Mr Clarke told the BBC Radio 4 Today programme that the party should "come to its senses" and decide how best to confront a Labour government with an overwhelming majority.

"William one day could play a leading role," the former chancellor said. "I anticipate he's ready for a very big role in Opposition." But he then added: "People have to judge: can he develop the style, the personality, the views which make him the natural, next Conservative prime minister in this country." Mr Clarke's evident view was that Mr Hague had neither the style, personality, nor views, to qualify him for that high office.

But that attack was later trumped by Mr Redwood, after his campaign manager, Iain Duncan Smith, had told a Commons press conference that his man was standing on a clear-cut platform of "honesty, decency and integrity."

When Mr Redwood was asked how that description distinguished him from Mr Clarke and Mr Hague, he said pointedly: "I have never said that they lack decency." His supporters laughed at the imputation.

He then explained his attack on their honesty and integrity, adding: "I am saying that the party as a whole, in 1992, made a whole series of statements and promises which turned out to be untrue.

"I am a charitable man. I will assume that they were all made in good faith. Events, shall we say, confounded those statements. I would like us to be a lot more contrite about what events did."

Specifically, Mr Redwood said: "In order to win again, we must first re-establish our reputation for telling the truth.

"In 1992, we said we were the party of low taxation; we turned out to mean we were the party for putting up taxes. We said we would not increase VAT, and then we said that we were going to put VAT on fuel. We said we would stand by mortgage-interest tax relief, but it turned out that we meant we were going to halve it. We said we were the party that wanted a Europe of Nations, then it turned out we were the party that wanted to sign a federal treaty.

"We said we were the party that would stand by the NHS, and then we said we were the party that wanted to close Bart's and many other hospitals. We said the recession was over in the spring, and many people went on to lose their jobs, their homes, their businesses, their hopes. We have to say sorry. We have to say that in future we will say less than we intend to deliver. We have to say what we mean and mean what we say."
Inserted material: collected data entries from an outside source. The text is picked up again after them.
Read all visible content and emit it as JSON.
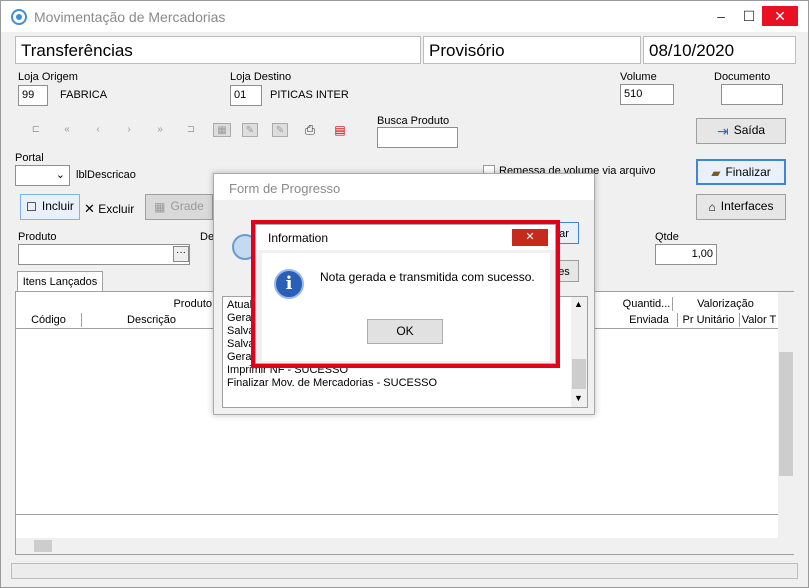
{
  "window": {
    "title": "Movimentação de Mercadorias",
    "minimize": "–",
    "maximize": "☐",
    "close": "✕"
  },
  "header": {
    "tipo": "Transferências",
    "status": "Provisório",
    "data": "08/10/2020"
  },
  "loja_origem": {
    "label": "Loja Origem",
    "code": "99",
    "name": "FABRICA"
  },
  "loja_destino": {
    "label": "Loja Destino",
    "code": "01",
    "name": "PITICAS INTER"
  },
  "volume": {
    "label": "Volume",
    "value": "510"
  },
  "documento": {
    "label": "Documento",
    "value": ""
  },
  "busca_produto": {
    "label": "Busca Produto",
    "value": ""
  },
  "buttons": {
    "saida": "Saída",
    "finalizar": "Finalizar",
    "interfaces": "Interfaces",
    "incluir": "Incluir",
    "excluir": "Excluir",
    "grade": "Grade"
  },
  "portal": {
    "label": "Portal",
    "desc": "lblDescricao"
  },
  "remessa": {
    "label": "Remessa de volume via arquivo"
  },
  "produto": {
    "label": "Produto",
    "value": "",
    "lookup": "···"
  },
  "qtde": {
    "label": "Qtde",
    "value": "1,00"
  },
  "tab": {
    "label": "Itens Lançados"
  },
  "grid": {
    "group_produto": "Produto",
    "group_quantidade": "Quantid...",
    "group_valorizacao": "Valorização",
    "col_codigo": "Código",
    "col_descricao": "Descrição",
    "col_enviada": "Enviada",
    "col_pr_unitario": "Pr Unitário",
    "col_valor": "Valor T"
  },
  "progress": {
    "title": "Form de Progresso",
    "lines": [
      "Atual",
      "Gerar",
      "Salva",
      "Salva",
      "Gerar",
      "Imprimir NF - SUCESSO",
      "Finalizar Mov. de Mercadorias - SUCESSO"
    ],
    "btn1": "ar",
    "btn2": "es"
  },
  "info": {
    "title": "Information",
    "message": "Nota gerada e transmitida com sucesso.",
    "ok": "OK",
    "close": "✕",
    "icon_letter": "i"
  },
  "colors": {
    "highlight_border": "#e3001b",
    "accent": "#3f87d6",
    "info_icon": "#2a5fb8"
  }
}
That deliberate acceptance of the successful attack made by Tony Blair against the Conservative leadership in last month's election was intended to distinguish Mr Redwood from the other two contenders for the leadership. The slur could not have been clearer.

Speaking later on the Jimmy Young radio programme, Mr Clarke warned that the party would ignore grassroots anger over MPs' behaviour at its peril. "This thing must not be settled by a whole lot of deals on jobs," he said.

"The voluntary party is fed up, sick to the teeth, with the behaviour of the parliamentary party before the election ... The parliamentary party should have a look at what the public thinks of us."